Agradecemos mucho la colaboración de otra de nuestras Abuelas Atrevidas… Ella es Avelina, de 69 años “felizmente casada, madre de tres y abuela de siete…”, es abogada jubilada y aquí te presentamos su texto…
TERROR EN LA TERCERA EDAD.
Había llegado el día. No podía ni quería ya evitarlo. Desde hacía más de un año que pensaba en ello con miedo pero expectante y ansiosa.
¿Podría yo hacerlo como lo hice de joven? Después de todo no son lo mismo Los Tres Mosqueteros que Veinte Años Después.
Indudablemente el valor no me faltaba y seguramente que el amor supliría la amnesia provocada por el transcurso del tiempo.
Hacia treinta y dos años que yo no era tan osada, pero en aquel entonces no me habían preguntado, simplemente con la ignorancia de la juventud y con la ansiedad de la novedad, había resuelto mi absoluto desconocimiento y total inexperiencia.
Pero... entonces mis reflejos eran maravillosos, era una mujer joven y fuerte, de brazos firmes y paso decidido. Y no es que ahora fuera vieja, no, simplemente es que aquella había sido mi responsabilidad y ahora no lo era, aunque ambos fueran mis amores.
Ahora recordaba con ternura y una sonrisa aquella agua, que yo no sabía si estaba suficientemente caliente o si estaba fría.
Y el frío, siempre el frío. Yo tan friolenta, acumulando cobija tras cobija, hasta que el médico tuvo que llegar a quitarlas y a explicarme que los chinos medían el frío por el número de cobertores necesarios para quitarlo. Y hoy es un día tan frío. ¿Sabré medirlo o me volveré china?

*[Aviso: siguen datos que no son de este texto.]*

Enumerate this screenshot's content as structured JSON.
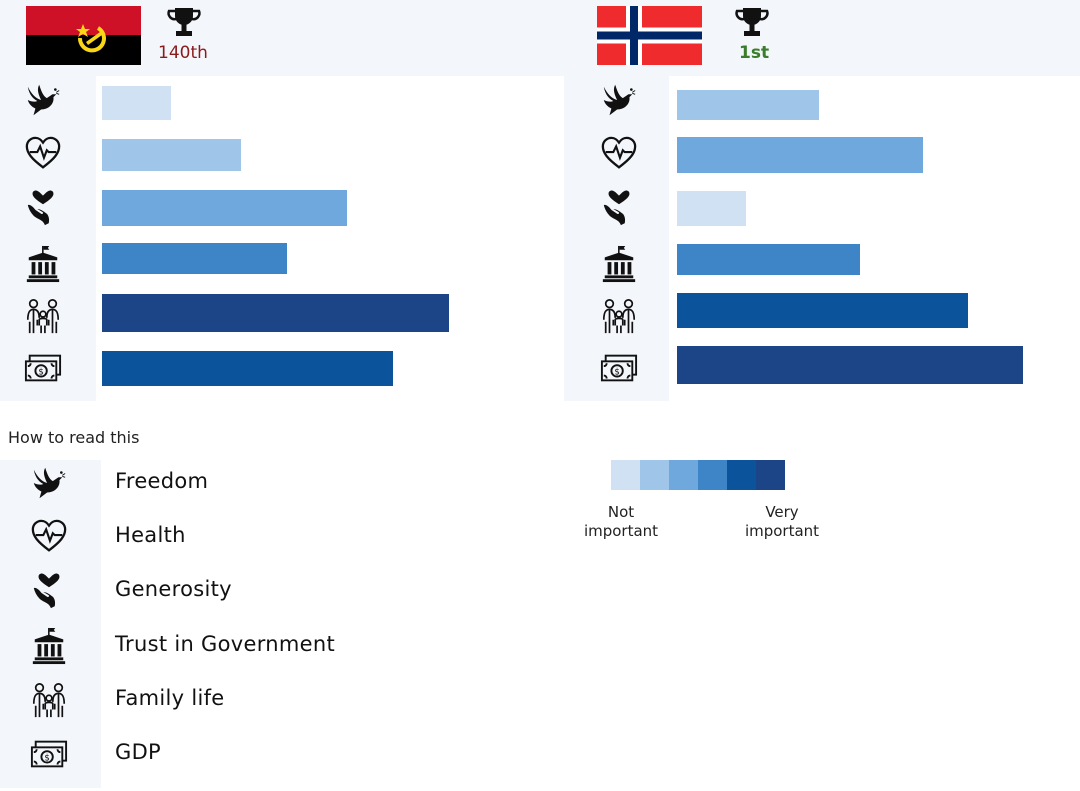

Y el llanto. . . cómo me espanta el llanto. Lloro sólo de pensar en él, ya sea de hombre o de dolor, ya sea de cansancio o de sed. Ese llanto que preocupa y enternece, que cansa y exaspera y que en algunas casos te deja la tranquilidad de la señal de vida y salud, por su fuerza y espontaneidad.
Y el sueño... su sueño y mi sueño… y el cansancio de los dos. Hubo un primer tiempo en que su sueño era mi desvelo. ¿Soñaba o moría? ¿Por qué gemía? ¿Sufría o reía? Y mi sueño… siempre mi sueño, vivía con sueño, siempre sueño y más sueño, de ilusión por verlo y de cansancio.
Y la imaginación, siempre desbocada, sin freno, sin referencia con la realidad, ni con la referencia que no existía ni con la comparación, cosas con las que yo no contaba.
Y cuando consideraba que en mi madurez ya había superado todo ello, la vida me volvía a lo mismo. . . y además lo agradecía… y ponía veladoras y rezaba de alegría… y de angustia.
Así, con ese revoltijo de sentimientos, con decisión tomé mi bolsa, me puse mi saco y me dirigí a casa de mi hijo y de mi nuera, para cuidar por primera vez a mi primera nieta, de menos de un año de edad.